Justice, my good friend and a fellow motorcycle patrol unit operator that sometimes partnered with me, sauntered into the room.
He took one look at my half-eaten slice of cake and narrowed his eyes.
“That’s my wedding cake,” he said.
“Actually,” I corrected him. “This was a sample of the wedding cake. Since you couldn’t be here, I graciously volunteered to help her try it.”
“I couldn’t be here because I was fuckin’ working,” Justice countered. “Hey, did you hear that we’re getting a new guy?”
I forked up another bite of food and shook my head. “No. Why?”
Weren’t we full?
“I actually heard that this entire unit was his idea,” Justice said. “There’s a lot of talk at the PD about him, too.”
“What talk?” I asked.
I hadn’t heard shit.
“He’s ex-military.” Justice shrugged. “And that he was fucked up and crazy.”
I snorted. “Exactly what we need.
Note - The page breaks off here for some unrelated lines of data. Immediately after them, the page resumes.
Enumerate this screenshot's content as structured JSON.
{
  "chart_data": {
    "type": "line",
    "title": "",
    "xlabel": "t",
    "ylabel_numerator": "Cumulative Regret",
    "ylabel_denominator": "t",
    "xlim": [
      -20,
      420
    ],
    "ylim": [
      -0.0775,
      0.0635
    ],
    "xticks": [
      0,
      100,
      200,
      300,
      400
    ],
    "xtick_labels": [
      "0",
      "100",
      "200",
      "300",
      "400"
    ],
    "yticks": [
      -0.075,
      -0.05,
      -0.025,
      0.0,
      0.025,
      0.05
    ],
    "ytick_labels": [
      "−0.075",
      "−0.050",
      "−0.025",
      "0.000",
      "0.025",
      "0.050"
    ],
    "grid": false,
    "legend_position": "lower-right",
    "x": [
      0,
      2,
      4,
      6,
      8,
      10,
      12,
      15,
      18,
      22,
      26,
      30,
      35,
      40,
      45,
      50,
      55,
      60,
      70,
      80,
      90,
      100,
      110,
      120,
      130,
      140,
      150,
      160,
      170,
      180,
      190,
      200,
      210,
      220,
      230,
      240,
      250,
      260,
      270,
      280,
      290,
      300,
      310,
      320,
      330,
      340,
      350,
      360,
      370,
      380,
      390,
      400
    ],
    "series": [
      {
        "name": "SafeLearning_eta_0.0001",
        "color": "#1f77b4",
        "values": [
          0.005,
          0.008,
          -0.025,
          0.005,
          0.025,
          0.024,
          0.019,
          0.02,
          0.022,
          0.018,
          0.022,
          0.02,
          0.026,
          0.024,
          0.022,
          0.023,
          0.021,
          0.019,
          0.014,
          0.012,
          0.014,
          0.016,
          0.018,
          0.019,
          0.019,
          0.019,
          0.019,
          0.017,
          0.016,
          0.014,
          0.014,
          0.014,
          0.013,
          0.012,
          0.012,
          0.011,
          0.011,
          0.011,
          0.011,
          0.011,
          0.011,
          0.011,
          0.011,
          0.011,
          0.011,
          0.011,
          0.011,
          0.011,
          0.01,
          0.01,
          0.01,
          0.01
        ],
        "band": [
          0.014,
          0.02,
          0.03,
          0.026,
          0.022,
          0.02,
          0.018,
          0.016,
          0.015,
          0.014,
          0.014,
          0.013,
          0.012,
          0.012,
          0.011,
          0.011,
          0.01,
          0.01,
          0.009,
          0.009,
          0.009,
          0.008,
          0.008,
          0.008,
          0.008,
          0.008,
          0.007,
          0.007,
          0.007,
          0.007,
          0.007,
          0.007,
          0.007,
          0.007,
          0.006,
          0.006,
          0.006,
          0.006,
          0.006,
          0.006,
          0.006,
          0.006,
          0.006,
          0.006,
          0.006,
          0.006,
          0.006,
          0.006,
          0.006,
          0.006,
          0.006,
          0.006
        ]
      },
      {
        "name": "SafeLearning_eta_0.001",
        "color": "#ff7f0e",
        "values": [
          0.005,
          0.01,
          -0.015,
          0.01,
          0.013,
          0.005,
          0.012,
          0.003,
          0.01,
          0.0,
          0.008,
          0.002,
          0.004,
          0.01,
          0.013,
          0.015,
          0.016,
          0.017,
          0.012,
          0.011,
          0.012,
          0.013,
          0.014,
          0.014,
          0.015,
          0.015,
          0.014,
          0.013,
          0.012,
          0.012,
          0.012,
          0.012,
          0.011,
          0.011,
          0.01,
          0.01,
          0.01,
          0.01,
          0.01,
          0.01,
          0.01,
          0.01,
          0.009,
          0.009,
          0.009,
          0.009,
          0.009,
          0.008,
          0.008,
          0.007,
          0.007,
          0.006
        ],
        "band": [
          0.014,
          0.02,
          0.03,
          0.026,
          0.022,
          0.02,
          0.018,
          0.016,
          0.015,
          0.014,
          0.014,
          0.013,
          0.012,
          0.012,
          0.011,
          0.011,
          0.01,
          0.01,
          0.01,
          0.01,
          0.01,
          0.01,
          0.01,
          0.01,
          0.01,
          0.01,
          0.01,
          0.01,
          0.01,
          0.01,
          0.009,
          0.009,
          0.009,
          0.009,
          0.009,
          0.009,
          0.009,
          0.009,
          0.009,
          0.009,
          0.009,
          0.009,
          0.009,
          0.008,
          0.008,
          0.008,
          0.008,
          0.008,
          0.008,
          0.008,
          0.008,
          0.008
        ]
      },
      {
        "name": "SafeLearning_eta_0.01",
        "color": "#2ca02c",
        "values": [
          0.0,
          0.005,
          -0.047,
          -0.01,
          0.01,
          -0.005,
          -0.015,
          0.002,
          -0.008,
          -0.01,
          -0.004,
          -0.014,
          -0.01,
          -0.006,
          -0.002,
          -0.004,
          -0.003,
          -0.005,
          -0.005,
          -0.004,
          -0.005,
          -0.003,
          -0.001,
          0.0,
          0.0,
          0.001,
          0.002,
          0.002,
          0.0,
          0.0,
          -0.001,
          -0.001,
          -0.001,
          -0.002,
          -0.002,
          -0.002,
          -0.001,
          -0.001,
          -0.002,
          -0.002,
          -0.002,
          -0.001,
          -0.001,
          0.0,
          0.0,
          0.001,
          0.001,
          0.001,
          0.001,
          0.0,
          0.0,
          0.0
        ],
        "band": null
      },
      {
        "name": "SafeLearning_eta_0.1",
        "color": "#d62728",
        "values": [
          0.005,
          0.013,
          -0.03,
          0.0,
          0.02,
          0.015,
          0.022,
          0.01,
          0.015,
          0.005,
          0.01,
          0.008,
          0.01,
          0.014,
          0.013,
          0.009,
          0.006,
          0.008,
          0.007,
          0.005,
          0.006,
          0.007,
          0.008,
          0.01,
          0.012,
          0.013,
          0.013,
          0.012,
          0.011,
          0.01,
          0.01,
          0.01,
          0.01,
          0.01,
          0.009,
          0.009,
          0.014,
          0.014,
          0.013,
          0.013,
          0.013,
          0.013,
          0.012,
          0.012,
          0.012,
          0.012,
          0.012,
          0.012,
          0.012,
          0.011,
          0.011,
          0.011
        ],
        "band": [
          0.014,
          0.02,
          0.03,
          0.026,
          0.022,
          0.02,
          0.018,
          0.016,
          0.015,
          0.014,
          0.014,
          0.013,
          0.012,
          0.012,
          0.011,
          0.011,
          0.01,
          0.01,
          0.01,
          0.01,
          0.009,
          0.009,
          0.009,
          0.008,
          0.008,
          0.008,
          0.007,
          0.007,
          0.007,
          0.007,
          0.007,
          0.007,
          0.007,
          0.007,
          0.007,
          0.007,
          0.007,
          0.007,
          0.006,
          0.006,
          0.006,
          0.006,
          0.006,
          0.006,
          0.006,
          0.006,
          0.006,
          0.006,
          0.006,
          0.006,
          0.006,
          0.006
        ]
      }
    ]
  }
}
A crazy motherfuckin’ cop on a bike with a death wish. We’ll have another goddamn Speed-Trap on our hands if we’re not careful.”
With that, Justice started laughing.
“I didn’t get the chance to meet him before he retired, but I hear he’s a legend.” Justice picked his soon-to-be wife up into his arms and sat before pulling her back down into his lap.